Miscellaneous material to end your Saturday.

- Jim Stanford looks in detail at the aftereffects of free trade with the U.S., and finds rather little to cheer:
In sum, the promise that free trade would induce more trade, productivity growth, and higher incomes (following traditional Heckscher-Ohlin mechanisms) is not remotely supported by the aggregate economic data. FTA defenders will critique this argument on many grounds. They say we should compare this data to an unknowable counterfactual (namely, where Canada would be in 2012 without the FTA), rather than to the pre-FTA reality. They will parse detailed sub-sector data to find evidence that productivity grew relatively faster in those industries which experienced larger tariff reduction, compared to other sectors. (Daniel Trefler has done much work in this vein – but it doesn’t negate the fact that overall Canadian productivity has languished.) These arguments do not alter the finding that the FTA has not been associated with more trade, higher productivity, or higher incomes – contrary to the promises made when it was implemented. And hence the promises now being made that more FTAs (with Europe, Korea, India, or the entire Trans-Pacific region) will do just that, must be viewed with disbelief.

So it is not the “free trade deniers” (like myself) that inhabit a fantasy world. No matter how loudly Trade Minister Fast asserts that only an economic illiterate would dare to question the virtues of free trade, it’s his side of the debate that relies on faith, rather than fact.
- Far too many people seem to be treating Paul Wells' piece about the decline of the Libs as an ordinary "rivals crowding the centre" message. But the more significant part of Wells' analysis looks to be this one:
Stephen Harper’s Conservatives reliably depict the Liberals as high-taxing statists who cannot imagine leaving a dollar in your pocket when they could spend it on daycare or a fancy census instead. Intriguingly, (Paul) Adams argues nearly the opposite: that the Liberals’ long-standing “progressive impulses” were “quietly muted in a largely collaborative project” between Jean Chrétien and Paul Martin during the almost nine years Martin served in Chrétien’s cabinet.

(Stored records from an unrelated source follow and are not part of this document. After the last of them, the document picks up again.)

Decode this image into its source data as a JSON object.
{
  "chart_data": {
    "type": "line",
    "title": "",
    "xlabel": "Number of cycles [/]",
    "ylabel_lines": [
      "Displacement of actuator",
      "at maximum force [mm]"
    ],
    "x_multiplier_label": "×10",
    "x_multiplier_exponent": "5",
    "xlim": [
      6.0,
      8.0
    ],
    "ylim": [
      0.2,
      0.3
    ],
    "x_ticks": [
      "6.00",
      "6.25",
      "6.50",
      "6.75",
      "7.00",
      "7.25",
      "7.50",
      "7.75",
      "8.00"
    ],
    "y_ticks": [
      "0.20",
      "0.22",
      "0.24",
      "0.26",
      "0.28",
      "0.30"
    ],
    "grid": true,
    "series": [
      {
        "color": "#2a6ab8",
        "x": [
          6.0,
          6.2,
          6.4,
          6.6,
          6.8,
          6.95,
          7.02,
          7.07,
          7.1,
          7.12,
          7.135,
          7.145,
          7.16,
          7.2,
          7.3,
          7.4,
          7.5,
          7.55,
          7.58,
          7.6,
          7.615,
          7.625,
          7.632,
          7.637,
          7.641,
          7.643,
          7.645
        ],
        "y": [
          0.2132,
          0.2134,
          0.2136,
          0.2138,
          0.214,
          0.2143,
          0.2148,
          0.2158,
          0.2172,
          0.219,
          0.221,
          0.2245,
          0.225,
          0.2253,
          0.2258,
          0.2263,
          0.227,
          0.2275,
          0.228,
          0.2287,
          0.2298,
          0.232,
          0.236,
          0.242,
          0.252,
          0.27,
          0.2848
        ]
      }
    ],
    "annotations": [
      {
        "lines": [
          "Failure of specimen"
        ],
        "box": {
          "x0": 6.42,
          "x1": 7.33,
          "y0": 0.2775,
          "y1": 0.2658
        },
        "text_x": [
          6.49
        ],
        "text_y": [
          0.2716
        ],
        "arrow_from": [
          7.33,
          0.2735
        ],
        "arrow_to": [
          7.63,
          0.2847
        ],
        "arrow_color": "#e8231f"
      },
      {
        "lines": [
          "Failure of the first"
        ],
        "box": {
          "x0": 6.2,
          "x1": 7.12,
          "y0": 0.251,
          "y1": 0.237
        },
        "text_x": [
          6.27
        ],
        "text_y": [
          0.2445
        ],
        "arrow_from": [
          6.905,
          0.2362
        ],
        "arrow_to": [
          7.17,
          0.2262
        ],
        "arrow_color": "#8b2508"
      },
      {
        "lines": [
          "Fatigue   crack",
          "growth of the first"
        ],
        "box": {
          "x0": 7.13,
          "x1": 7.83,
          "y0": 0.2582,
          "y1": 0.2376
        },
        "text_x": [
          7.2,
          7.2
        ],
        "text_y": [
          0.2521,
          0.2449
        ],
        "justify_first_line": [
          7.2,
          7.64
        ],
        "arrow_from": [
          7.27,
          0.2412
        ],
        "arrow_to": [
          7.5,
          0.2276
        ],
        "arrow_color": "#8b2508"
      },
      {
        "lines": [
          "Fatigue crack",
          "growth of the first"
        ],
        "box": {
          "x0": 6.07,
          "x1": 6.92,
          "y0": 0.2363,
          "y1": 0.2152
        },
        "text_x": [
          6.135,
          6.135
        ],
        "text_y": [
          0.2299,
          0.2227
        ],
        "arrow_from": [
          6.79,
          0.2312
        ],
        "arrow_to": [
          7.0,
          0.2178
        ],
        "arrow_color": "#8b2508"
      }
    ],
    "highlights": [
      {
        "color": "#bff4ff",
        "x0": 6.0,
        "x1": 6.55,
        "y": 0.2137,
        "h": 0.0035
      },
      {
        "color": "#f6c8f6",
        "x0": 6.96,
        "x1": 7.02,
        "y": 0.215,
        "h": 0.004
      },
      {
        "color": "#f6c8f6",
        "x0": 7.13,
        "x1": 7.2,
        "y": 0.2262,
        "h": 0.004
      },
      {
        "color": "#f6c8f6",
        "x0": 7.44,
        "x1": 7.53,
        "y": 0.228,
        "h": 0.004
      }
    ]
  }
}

The Liberals’ 1993 Red Book included promises to renegotiate NAFTA, to boost immigration levels and to create 50,000 daycare spaces. None was implemented. To Adams (whose book argues, probably in vain, for a Liberal-NDP merger), the result was that the Liberals blew their credibility as defenders of activist government.

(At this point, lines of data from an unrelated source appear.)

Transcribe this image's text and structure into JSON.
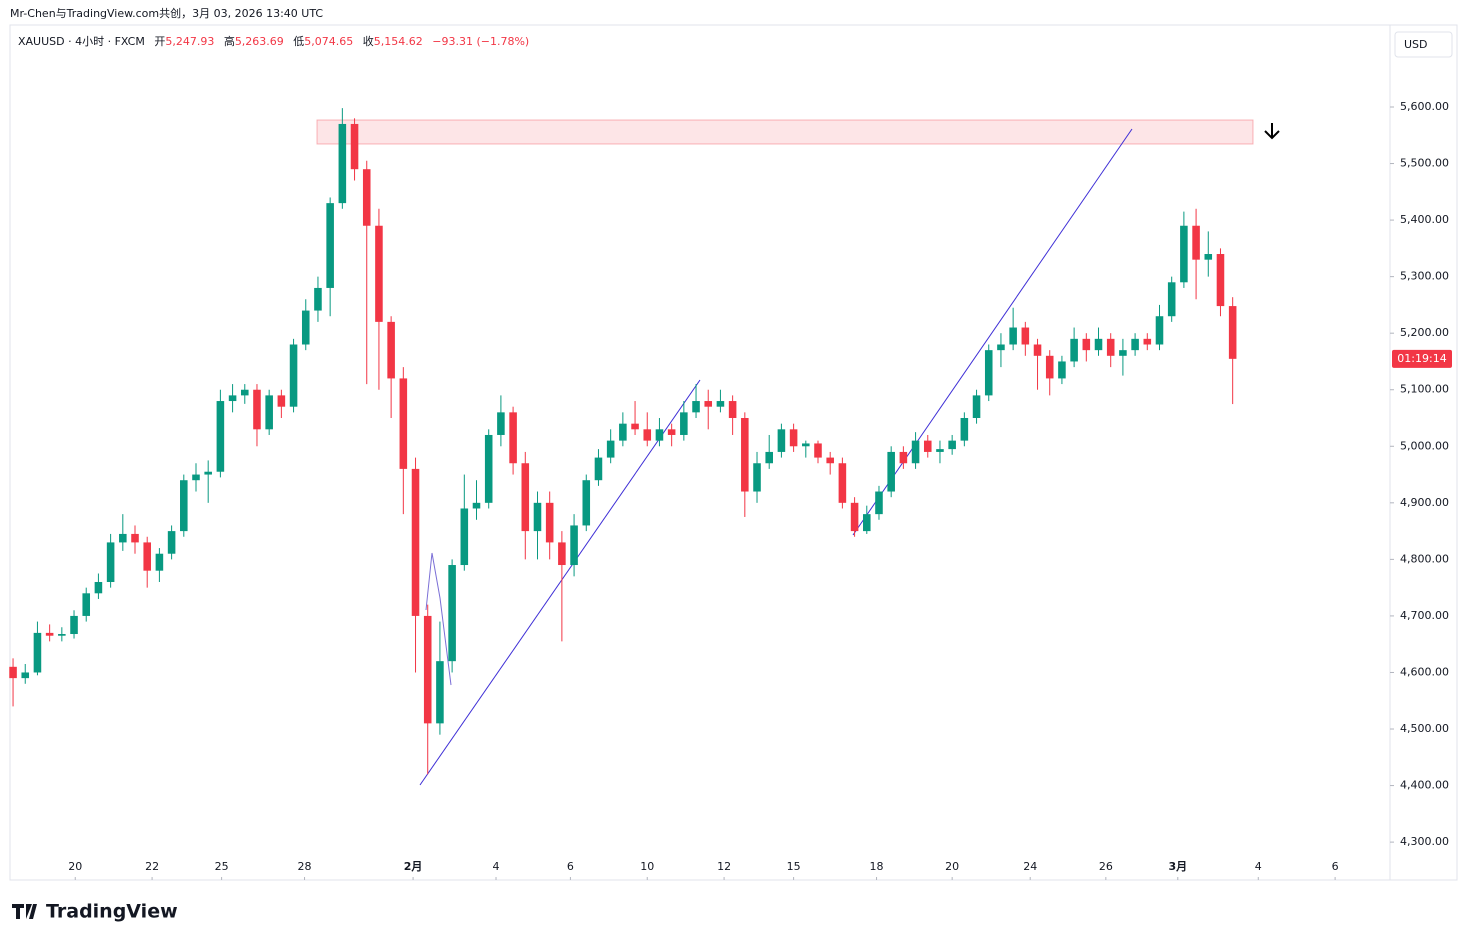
{
  "header": {
    "caption": "Mr-Chen与TradingView.com共创，3月 03, 2026 13:40 UTC",
    "symbol": "XAUUSD · 4小时 · FXCM",
    "open_label": "开",
    "open": "5,247.93",
    "high_label": "高",
    "high": "5,263.69",
    "low_label": "低",
    "low": "5,074.65",
    "close_label": "收",
    "close": "5,154.62",
    "change": "−93.31 (−1.78%)",
    "currency": "USD",
    "countdown": "01:19:14",
    "brand": "TradingView"
  },
  "chart_data": {
    "type": "candlestick",
    "up_color": "#089981",
    "down_color": "#f23645",
    "grid": false,
    "open": [
      4610,
      4590,
      4600,
      4670,
      4665,
      4668,
      4700,
      4740,
      4760,
      4830,
      4845,
      4830,
      4780,
      4810,
      4850,
      4940,
      4950,
      4955,
      5080,
      5090,
      5100,
      5030,
      5090,
      5070,
      5180,
      5240,
      5280,
      5430,
      5570,
      5490,
      5390,
      5220,
      5120,
      4960,
      4700,
      4510,
      4620,
      4790,
      4890,
      4900,
      5020,
      5060,
      4970,
      4850,
      4900,
      4830,
      4790,
      4860,
      4940,
      4980,
      5010,
      5040,
      5030,
      5010,
      5030,
      5020,
      5060,
      5080,
      5070,
      5080,
      5050,
      4920,
      4970,
      4990,
      5030,
      5000,
      5005,
      4980,
      4970,
      4900,
      4850,
      4880,
      4920,
      4990,
      4970,
      5010,
      4990,
      4995,
      5010,
      5050,
      5090,
      5170,
      5180,
      5210,
      5180,
      5160,
      5120,
      5150,
      5190,
      5170,
      5190,
      5160,
      5170,
      5190,
      5180,
      5230,
      5290,
      5390,
      5330,
      5340,
      5247.93
    ],
    "high": [
      4625,
      4615,
      4690,
      4685,
      4680,
      4710,
      4750,
      4775,
      4845,
      4880,
      4860,
      4840,
      4820,
      4860,
      4950,
      4970,
      4975,
      5100,
      5110,
      5110,
      5110,
      5100,
      5100,
      5190,
      5260,
      5300,
      5440,
      5598,
      5580,
      5505,
      5420,
      5230,
      5140,
      4980,
      4720,
      4690,
      4800,
      4950,
      4940,
      5030,
      5090,
      5070,
      4990,
      4920,
      4920,
      4850,
      4880,
      4950,
      4995,
      5030,
      5060,
      5080,
      5060,
      5050,
      5040,
      5080,
      5110,
      5100,
      5100,
      5090,
      5060,
      4990,
      5020,
      5040,
      5040,
      5010,
      5010,
      4990,
      4980,
      4910,
      4895,
      4930,
      5000,
      5000,
      5025,
      5020,
      5010,
      5020,
      5060,
      5100,
      5180,
      5200,
      5245,
      5220,
      5190,
      5170,
      5160,
      5210,
      5200,
      5210,
      5200,
      5190,
      5200,
      5200,
      5250,
      5300,
      5415,
      5420,
      5380,
      5350,
      5263.69
    ],
    "low": [
      4540,
      4580,
      4595,
      4655,
      4655,
      4660,
      4690,
      4730,
      4750,
      4815,
      4810,
      4750,
      4760,
      4800,
      4840,
      4920,
      4900,
      4945,
      5060,
      5075,
      5000,
      5020,
      5050,
      5060,
      5170,
      5220,
      5230,
      5420,
      5470,
      5110,
      5100,
      5050,
      4880,
      4600,
      4420,
      4490,
      4600,
      4780,
      4870,
      4890,
      5000,
      4950,
      4800,
      4800,
      4800,
      4655,
      4770,
      4850,
      4930,
      4970,
      5000,
      5020,
      5000,
      5000,
      5000,
      5010,
      5050,
      5030,
      5060,
      5020,
      4875,
      4900,
      4960,
      4980,
      4990,
      4980,
      4970,
      4950,
      4890,
      4840,
      4845,
      4870,
      4910,
      4960,
      4960,
      4980,
      4970,
      4985,
      5000,
      5040,
      5080,
      5140,
      5170,
      5160,
      5100,
      5090,
      5110,
      5140,
      5150,
      5160,
      5140,
      5125,
      5160,
      5170,
      5170,
      5220,
      5280,
      5260,
      5300,
      5230,
      5074.65
    ],
    "close": [
      4590,
      4600,
      4670,
      4665,
      4668,
      4700,
      4740,
      4760,
      4830,
      4845,
      4830,
      4780,
      4810,
      4850,
      4940,
      4950,
      4955,
      5080,
      5090,
      5100,
      5030,
      5090,
      5070,
      5180,
      5240,
      5280,
      5430,
      5570,
      5490,
      5390,
      5220,
      5120,
      4960,
      4700,
      4510,
      4620,
      4790,
      4890,
      4900,
      5020,
      5060,
      4970,
      4850,
      4900,
      4830,
      4790,
      4860,
      4940,
      4980,
      5010,
      5040,
      5030,
      5010,
      5030,
      5020,
      5060,
      5080,
      5070,
      5080,
      5050,
      4920,
      4970,
      4990,
      5030,
      5000,
      5005,
      4980,
      4970,
      4900,
      4850,
      4880,
      4920,
      4990,
      4970,
      5010,
      4990,
      4995,
      5010,
      5050,
      5090,
      5170,
      5180,
      5210,
      5180,
      5160,
      5120,
      5150,
      5190,
      5170,
      5190,
      5160,
      5170,
      5190,
      5180,
      5230,
      5290,
      5390,
      5330,
      5340,
      5247.93,
      5154.62
    ],
    "xlim": [
      -0.25,
      112.9
    ],
    "xticks": [
      {
        "value": 5.1,
        "label": "20"
      },
      {
        "value": 11.4,
        "label": "22"
      },
      {
        "value": 17.1,
        "label": "25"
      },
      {
        "value": 23.9,
        "label": "28"
      },
      {
        "value": 32.8,
        "label": "2月"
      },
      {
        "value": 39.6,
        "label": "4"
      },
      {
        "value": 45.7,
        "label": "6"
      },
      {
        "value": 52.0,
        "label": "10"
      },
      {
        "value": 58.3,
        "label": "12"
      },
      {
        "value": 64.0,
        "label": "15"
      },
      {
        "value": 70.8,
        "label": "18"
      },
      {
        "value": 77.0,
        "label": "20"
      },
      {
        "value": 83.4,
        "label": "24"
      },
      {
        "value": 89.6,
        "label": "26"
      },
      {
        "value": 95.5,
        "label": "3月"
      },
      {
        "value": 102.1,
        "label": "4"
      },
      {
        "value": 108.4,
        "label": "6"
      }
    ],
    "ylim": [
      4233,
      5745
    ],
    "yticks": [
      {
        "value": 4300,
        "label": "4,300.00"
      },
      {
        "value": 4400,
        "label": "4,400.00"
      },
      {
        "value": 4500,
        "label": "4,500.00"
      },
      {
        "value": 4600,
        "label": "4,600.00"
      },
      {
        "value": 4700,
        "label": "4,700.00"
      },
      {
        "value": 4800,
        "label": "4,800.00"
      },
      {
        "value": 4900,
        "label": "4,900.00"
      },
      {
        "value": 5000,
        "label": "5,000.00"
      },
      {
        "value": 5100,
        "label": "5,100.00"
      },
      {
        "value": 5200,
        "label": "5,200.00"
      },
      {
        "value": 5300,
        "label": "5,300.00"
      },
      {
        "value": 5400,
        "label": "5,400.00"
      },
      {
        "value": 5500,
        "label": "5,500.00"
      },
      {
        "value": 5600,
        "label": "5,600.00"
      }
    ]
  }
}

“As you stare at the wreckage of what was arguably the most successful party in the history of the democratic world, there are various explanations for its utter demagnetization in 2011,” Adams writes. “Some of them were very long-term. But one of them, surely, must have been its wilful refusal to differentiate its policies from those of the Conservatives.”
- Meanwhile, David Dayen notes that a similar problem has developed among Democrats in the U.S. - and there unlike in Canada, voters haven't enjoyed another option to express their desire for progressive change:
Obama comes at the end of a 30-year cycle of narrowing and narrowing what passes for the liberal agenda. The landscape was so different in the 1970s that Nixon was calling for a guaranteed income. Now when Democrats are really feeling bold, they highlight policies that they are proud to reveal were based on Republican ideas of just a few years earlier, things like the Heritage Foundation’s health care plan or the market-based solution of cap and trade.

I would disagree that liberalism – although that’s probably the wrong phrase – has disappeared. It’s just become hidden beneath a thicket of campaign contributions from wealthy donors. The decline of unions as a political counterweight means that Democrats chase big money, and not surprisingly they respond to big money concerns. Issues like poverty, hunger, and need go unremarked upon on the national stage, even while they remain core concerns at the community level.
(T)he agenda at the upper echelon of the Democratic Party has narrowed over the past 50 years, and it’s not like the safety net is so stable and robust that there’s nothing more to do. In fact, our social safety net is among the tiniest in the industrialized world. But poor people don’t have lobbyists, and that’s how Washington works these days. 
 - While the Cons' enforced mindlessness has continued since Parliament resumed, at least one NDP strategy to challenge the subservience of Con MPs looks to be earning some positive reviews.

- Finally, Dennis Gruending weighs in on the Cons' decision to make Christianity the exclusive religion available to Canadian prisoners.